Thursday, April 7, 2011

Unseasonable

Too warm too fast. Very still this evening. Straight home after work, to walk about in the woods. No morels, but a splendid time, poking in the leaf litter. After you find the first mushroom of the season, you learn to see, again, the subtle difference in shades of brown. At first everything is the same color, and the textures are maddeningly the same. Needle in a debris field. Part of that ancient tie to the earth, what you can harvest when. On Cape Cod, for many years, this was the season for herring roe and wild asparagus. Hundreds of meals.
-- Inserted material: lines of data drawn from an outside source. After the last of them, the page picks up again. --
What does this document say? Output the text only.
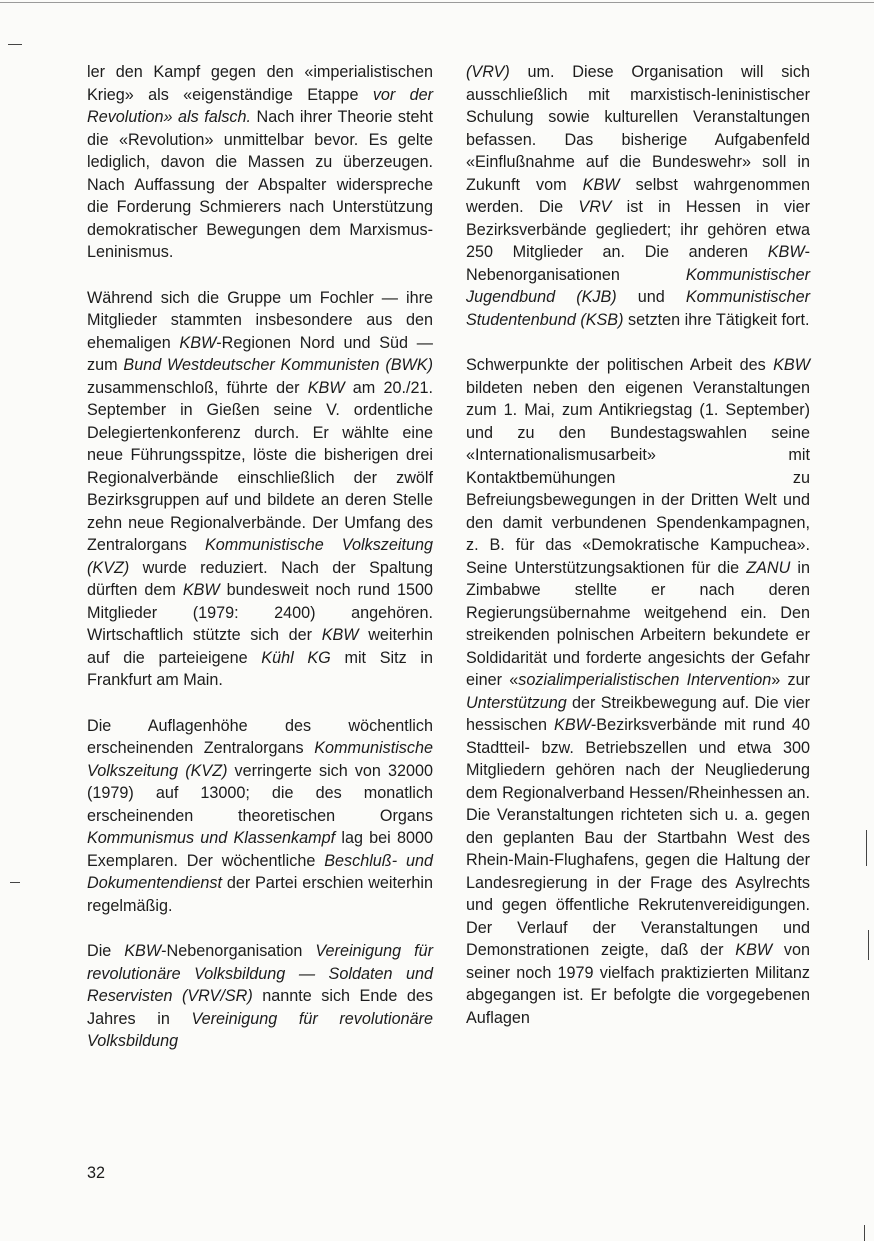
ler den Kampf gegen den «imperialistischen Krieg» als «eigenständige Etappe vor der Revolution» als falsch. Nach ihrer Theorie steht die «Revolution» unmittelbar bevor. Es gelte lediglich, davon die Massen zu überzeugen. Nach Auffassung der Abspalter widerspreche die Forderung Schmierers nach Unterstützung demokratischer Bewegungen dem Marxismus-Leninismus.

Während sich die Gruppe um Fochler — ihre Mitglieder stammten insbesondere aus den ehemaligen KBW-Regionen Nord und Süd — zum Bund Westdeutscher Kommunisten (BWK) zusammenschloß, führte der KBW am 20./21. September in Gießen seine V. ordentliche Delegiertenkonferenz durch. Er wählte eine neue Führungsspitze, löste die bisherigen drei Regionalverbände einschließlich der zwölf Bezirksgruppen auf und bildete an deren Stelle zehn neue Regionalverbände. Der Umfang des Zentralorgans Kommunistische Volkszeitung (KVZ) wurde reduziert. Nach der Spaltung dürften dem KBW bundesweit noch rund 1500 Mitglieder (1979: 2400) angehören. Wirtschaftlich stützte sich der KBW weiterhin auf die parteieigene Kühl KG mit Sitz in Frankfurt am Main.

Die Auflagenhöhe des wöchentlich erscheinenden Zentralorgans Kommunistische Volkszeitung (KVZ) verringerte sich von 32000 (1979) auf 13000; die des monatlich erscheinenden theoretischen Organs Kommunismus und Klassenkampf lag bei 8000 Exemplaren. Der wöchentliche Beschluß- und Dokumentendienst der Partei erschien weiterhin regelmäßig.

Die KBW-Nebenorganisation Vereinigung für revolutionäre Volksbildung — Soldaten und Reservisten (VRV/SR) nannte sich Ende des Jahres in Vereinigung für revolutionäre Volksbildung

(VRV) um. Diese Organisation will sich ausschließlich mit marxistisch-leninistischer Schulung sowie kulturellen Veranstaltungen befassen. Das bisherige Aufgabenfeld «Einflußnahme auf die Bundeswehr» soll in Zukunft vom KBW selbst wahrgenommen werden. Die VRV ist in Hessen in vier Bezirksverbände gegliedert; ihr gehören etwa 250 Mitglieder an. Die anderen KBW-Nebenorganisationen Kommunistischer Jugendbund (KJB) und Kommunistischer Studentenbund (KSB) setzten ihre Tätigkeit fort.

Schwerpunkte der politischen Arbeit des KBW bildeten neben den eigenen Veranstaltungen zum 1. Mai, zum Antikriegstag (1. September) und zu den Bundestagswahlen seine «Internationalismusarbeit» mit Kontaktbemühungen zu Befreiungsbewegungen in der Dritten Welt und den damit verbundenen Spendenkampagnen, z. B. für das «Demokratische Kampuchea». Seine Unterstützungsaktionen für die ZANU in Zimbabwe stellte er nach deren Regierungsübernahme weitgehend ein. Den streikenden polnischen Arbeitern bekundete er Soldidarität und forderte angesichts der Gefahr einer «sozialimperialistischen Intervention» zur Unterstützung der Streikbewegung auf. Die vier hessischen KBW-Bezirksverbände mit rund 40 Stadtteil- bzw. Betriebszellen und etwa 300 Mitgliedern gehören nach der Neugliederung dem Regionalverband Hessen/Rheinhessen an. Die Veranstaltungen richteten sich u. a. gegen den geplanten Bau der Startbahn West des Rhein-Main-Flughafens, gegen die Haltung der Landesregierung in der Frage des Asylrechts und gegen öffentliche Rekrutenvereidigungen. Der Verlauf der Veranstaltungen und Demonstrationen zeigte, daß der KBW von seiner noch 1979 vielfach praktizierten Militanz abgegangen ist. Er befolgte die vorgegebenen Auflagen

32
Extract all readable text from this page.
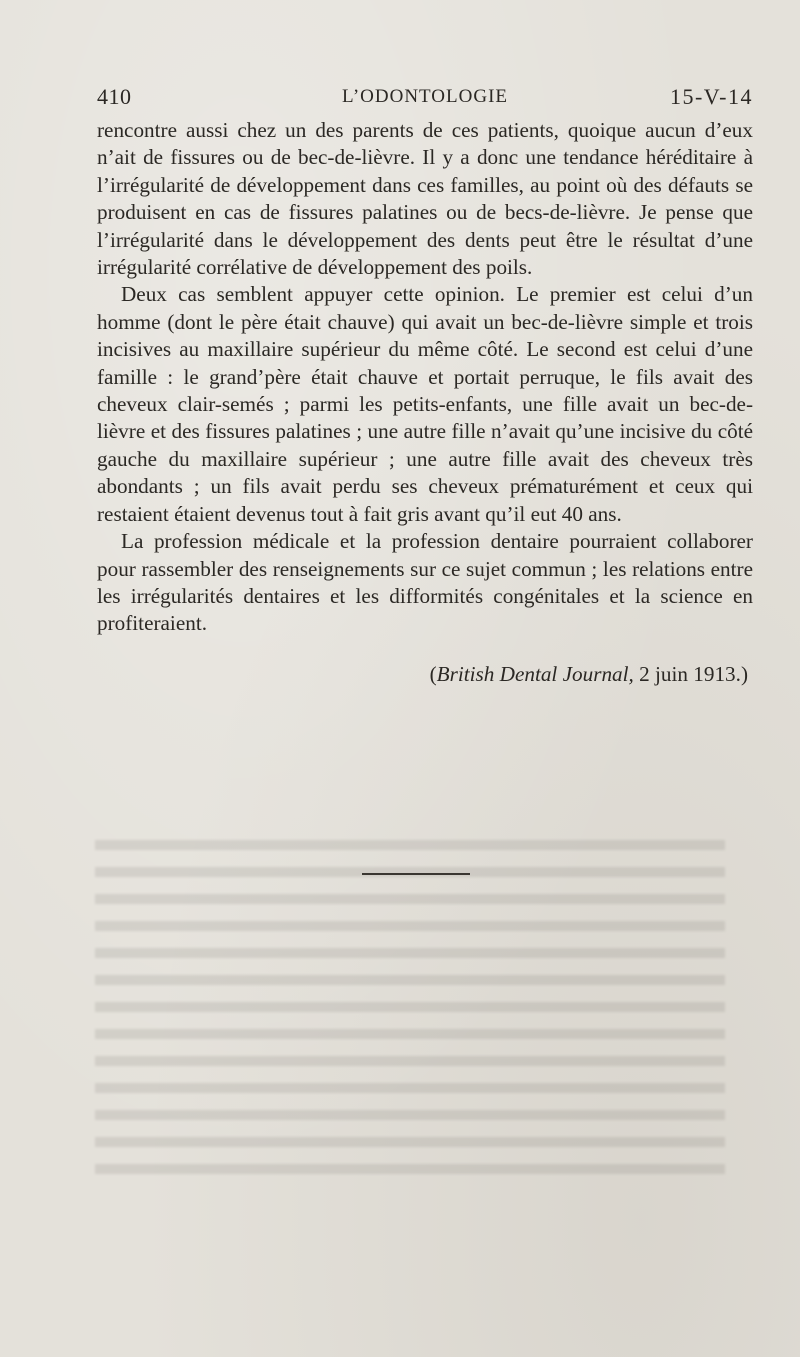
410	L’ODONTOLOGIE	15-V-14

rencontre aussi chez un des parents de ces patients, quoique aucun d’eux n’ait de fissures ou de bec-de-lièvre. Il y a donc une tendance héréditaire à l’irrégularité de développement dans ces familles, au point où des défauts se produisent en cas de fissures palatines ou de becs-de-lièvre. Je pense que l’irrégularité dans le développement des dents peut être le résultat d’une irrégularité corrélative de développement des poils.

Deux cas semblent appuyer cette opinion. Le premier est celui d’un homme (dont le père était chauve) qui avait un bec-de-lièvre simple et trois incisives au maxillaire supérieur du même côté. Le second est celui d’une famille : le grand’père était chauve et portait perruque, le fils avait des cheveux clair-semés ; parmi les petits-enfants, une fille avait un bec-de-lièvre et des fissures palatines ; une autre fille n’avait qu’une incisive du côté gauche du maxillaire supérieur ; une autre fille avait des cheveux très abondants ; un fils avait perdu ses cheveux prématurément et ceux qui restaient étaient devenus tout à fait gris avant qu’il eut 40 ans.

La profession médicale et la profession dentaire pourraient collaborer pour rassembler des renseignements sur ce sujet commun ; les relations entre les irrégularités dentaires et les difformités congénitales et la science en profiteraient.

(British Dental Journal, 2 juin 1913.)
Tonight I make a meal of dandelion greens, that I wilt with hot bacon grease and top with a lovely cheese, a Taleggio Ca D'ambros. I wash these greens well, because they come from the medians in the parking lot. I'm not a clean freak, but I have my standards. I do enjoy musky smells, as Napoleon famously wrote to Marie, "I'll be home in a couple of weeks, don't bathe". Dated a cross-country runner once, Rachel, as I remember, and dated is not the correct term. She came out to run up and down the driveway, and I'd fix her dinner. I insisted we make love after her exercise; and while she cleaned up, under the solar shower, I'd fix a great meal, that would earn me another roll in the hay. All of that was fine, but she was dumber than a rock and we couldn't talk. I choose carefully, how I spend my time. Conversation is critical. What you're left with, after the fact, is snippets of dialog, which you clearly remember being said. I'm not suspect of the text, but I question the sub-text. Question everything, really, when It comes right down to it; tomorrow is another algorithm. My older daughter calls, and we talk about everything. No secrets. She knows what makes me tick, what I covet. And we can laugh about that. I've inadvertently raised some good daughters, they respect me in spite of everything. Lord love a duck.